6. “SPACtivism” to continue: The flood of SPAC IPOs and de-SPAC transactions in 2020-22, and the depressed share prices of many de-SPACed companies, likely means that activism targeting these companies, which substantially increased from 2021 to 2022, will remain at elevated levels (if not increase further) in 2023.

7. Institutional shareholders to empower their investors: Emerging programs at the largest institutional shareholders (including BlackRock, State Street and Vanguard) to seek voting instructions from their investors could have unpredictable consequences for activist campaigns as the voting habits and practices of these investors will be harder to predict than those of the institutional shareholders themselves, most of whom have publicly stated their investment and governance goals and policies.

8. Targets likely to implement defensive measures: Continuing high levels of activism, combined with depressed share prices, will likely lead many companies to adopt defensive measures such as more onerous advance-notice bylaws and shareholder rights plans (i.e., poison pills).

9. New laws and regulations will have potential impact: The following newly enacted or proposed laws and regulations will impact—or, if and when enacted, likely impact—the US activism landscape.
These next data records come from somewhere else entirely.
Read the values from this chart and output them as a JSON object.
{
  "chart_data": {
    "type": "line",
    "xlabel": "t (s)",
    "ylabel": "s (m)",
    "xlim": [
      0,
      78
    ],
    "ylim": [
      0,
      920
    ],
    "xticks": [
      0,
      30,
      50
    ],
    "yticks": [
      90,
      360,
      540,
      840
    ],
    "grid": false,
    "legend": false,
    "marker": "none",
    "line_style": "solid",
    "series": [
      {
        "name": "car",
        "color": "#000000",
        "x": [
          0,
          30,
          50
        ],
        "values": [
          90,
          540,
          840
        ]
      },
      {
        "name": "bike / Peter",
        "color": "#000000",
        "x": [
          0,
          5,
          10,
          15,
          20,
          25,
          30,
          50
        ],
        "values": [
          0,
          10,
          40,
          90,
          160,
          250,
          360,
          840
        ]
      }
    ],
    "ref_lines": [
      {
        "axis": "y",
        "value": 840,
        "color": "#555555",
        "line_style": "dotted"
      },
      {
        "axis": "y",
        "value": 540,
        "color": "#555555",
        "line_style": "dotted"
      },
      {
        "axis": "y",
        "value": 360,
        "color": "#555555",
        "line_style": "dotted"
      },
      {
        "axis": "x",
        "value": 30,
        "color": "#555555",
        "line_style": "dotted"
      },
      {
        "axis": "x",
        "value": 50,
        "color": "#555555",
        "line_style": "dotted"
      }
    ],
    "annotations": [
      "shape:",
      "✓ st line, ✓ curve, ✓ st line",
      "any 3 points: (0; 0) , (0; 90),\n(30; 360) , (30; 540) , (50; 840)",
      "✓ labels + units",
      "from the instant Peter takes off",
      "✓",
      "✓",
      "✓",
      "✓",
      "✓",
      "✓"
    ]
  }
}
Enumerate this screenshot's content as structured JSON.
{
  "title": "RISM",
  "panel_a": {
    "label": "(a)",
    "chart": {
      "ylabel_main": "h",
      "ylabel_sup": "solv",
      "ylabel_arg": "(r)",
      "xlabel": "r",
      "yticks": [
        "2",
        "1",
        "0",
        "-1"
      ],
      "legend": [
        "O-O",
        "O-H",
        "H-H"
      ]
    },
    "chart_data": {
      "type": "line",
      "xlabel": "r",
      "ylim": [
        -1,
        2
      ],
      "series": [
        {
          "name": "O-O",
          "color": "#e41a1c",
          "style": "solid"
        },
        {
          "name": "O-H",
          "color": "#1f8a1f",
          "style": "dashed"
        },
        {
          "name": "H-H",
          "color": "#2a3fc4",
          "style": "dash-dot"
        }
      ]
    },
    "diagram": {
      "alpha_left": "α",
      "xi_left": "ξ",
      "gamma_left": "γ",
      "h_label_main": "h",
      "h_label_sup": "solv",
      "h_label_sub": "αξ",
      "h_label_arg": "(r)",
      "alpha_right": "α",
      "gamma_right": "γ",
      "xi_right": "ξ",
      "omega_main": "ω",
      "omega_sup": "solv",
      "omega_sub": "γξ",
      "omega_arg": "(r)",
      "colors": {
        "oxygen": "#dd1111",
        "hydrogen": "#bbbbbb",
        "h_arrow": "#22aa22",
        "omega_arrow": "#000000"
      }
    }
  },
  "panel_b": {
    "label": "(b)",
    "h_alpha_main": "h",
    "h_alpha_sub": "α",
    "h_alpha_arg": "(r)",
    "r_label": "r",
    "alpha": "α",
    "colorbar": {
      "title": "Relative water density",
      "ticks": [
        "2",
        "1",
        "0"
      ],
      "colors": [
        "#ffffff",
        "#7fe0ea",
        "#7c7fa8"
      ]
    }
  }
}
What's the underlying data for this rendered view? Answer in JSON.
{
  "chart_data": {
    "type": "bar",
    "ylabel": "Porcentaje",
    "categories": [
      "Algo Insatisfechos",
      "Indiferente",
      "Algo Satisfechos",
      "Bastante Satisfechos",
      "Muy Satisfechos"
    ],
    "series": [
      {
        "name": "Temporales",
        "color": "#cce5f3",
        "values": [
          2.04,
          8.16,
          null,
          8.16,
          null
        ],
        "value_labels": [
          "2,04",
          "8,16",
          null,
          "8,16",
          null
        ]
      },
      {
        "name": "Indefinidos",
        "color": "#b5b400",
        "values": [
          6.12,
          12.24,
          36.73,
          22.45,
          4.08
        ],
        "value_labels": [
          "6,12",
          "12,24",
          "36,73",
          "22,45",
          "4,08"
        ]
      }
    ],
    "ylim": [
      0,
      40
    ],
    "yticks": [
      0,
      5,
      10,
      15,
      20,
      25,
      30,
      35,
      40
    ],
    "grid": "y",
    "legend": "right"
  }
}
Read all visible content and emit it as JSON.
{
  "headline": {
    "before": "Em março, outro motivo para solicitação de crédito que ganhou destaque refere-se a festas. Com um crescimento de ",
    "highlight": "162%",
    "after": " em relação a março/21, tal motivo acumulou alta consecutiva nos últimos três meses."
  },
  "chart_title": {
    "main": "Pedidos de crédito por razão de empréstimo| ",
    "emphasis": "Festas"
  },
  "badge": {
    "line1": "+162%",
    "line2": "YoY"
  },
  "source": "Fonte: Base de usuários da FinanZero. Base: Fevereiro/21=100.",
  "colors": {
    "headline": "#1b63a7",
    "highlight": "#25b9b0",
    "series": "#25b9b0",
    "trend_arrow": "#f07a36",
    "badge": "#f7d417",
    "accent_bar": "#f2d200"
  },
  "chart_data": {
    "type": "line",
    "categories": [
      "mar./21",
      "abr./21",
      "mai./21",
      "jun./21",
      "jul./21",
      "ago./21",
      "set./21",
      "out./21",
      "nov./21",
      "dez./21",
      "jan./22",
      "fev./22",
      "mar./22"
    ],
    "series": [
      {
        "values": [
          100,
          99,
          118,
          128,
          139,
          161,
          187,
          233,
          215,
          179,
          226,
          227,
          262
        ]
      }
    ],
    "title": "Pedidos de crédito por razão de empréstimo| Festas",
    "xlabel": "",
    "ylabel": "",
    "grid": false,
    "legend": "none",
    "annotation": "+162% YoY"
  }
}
  • Universal proxy rules adopted by the SEC in November 2021 will require the use of universal proxy cards in contested director elections. The likely impacts of universal proxy rule changes on activism include:
    • Making it easier for activists to get one or two nominees elected to boards, although perhaps making it harder for them to elect a majority
    • Increasing the focus on individual candidates and director qualifications rather than on entire slates
    • Making proxy contests easier and more affordable, thus encouraging smaller activists with fewer resources to pursue campaigns
    • Giving activists greater negotiating leverage with target companies even without launching proxy contests and
    • Encouraging companies to adopt bylaws that facilitate, but perhaps make more onerous, the use of universal proxy cards
  • Proposed Schedules 13D and 13G amendments: In February 2022, the SEC proposed amendments to Schedules 13D and 13G relating to beneficial ownership reports that would accelerate the deadlines for disclosure of certain share accumulations, which would make it harder for activists to accumulate large blocks of a target company’s shares before having to disclose the stake (or increases thereto). The amendments would, among other things:
    • Shorten the time by which a shareholder is required to file a Schedule 13D after acquiring more than 5 percent of a company’s shares from ten days to five days
    • Provide that material changes in shareholdings by a Schedule 13D filer would be required to be reported within one business day of the change rather than “promptly” as under the current rule (which many activists have interpreted rather liberally); and require passive institutional investors to file a Schedule 13G within five days of the end of the month in which they acquire more than 5 percent of a company’s shares rather than within 45 days after the year-end in which such threshold is exceeded
  • Excise tax on share repurchases: The Inflation Reduction Act, which took effect January 1, 2023, imposes a 1 percent excise tax on public company share repurchases that exceed US$1 million in a tax year, which may undermine a common thesis of many activists that target companies should allocate capital to such repurchases. However, despite this excise tax, share repurchases surged through the first six weeks of 2023. In his State of the Union Address in February 2023, President Biden proposed increasing this excise tax from 1 percent to 4 percent, although it seems unlikely that the Republican-controlled House of Representatives would approve such an increase.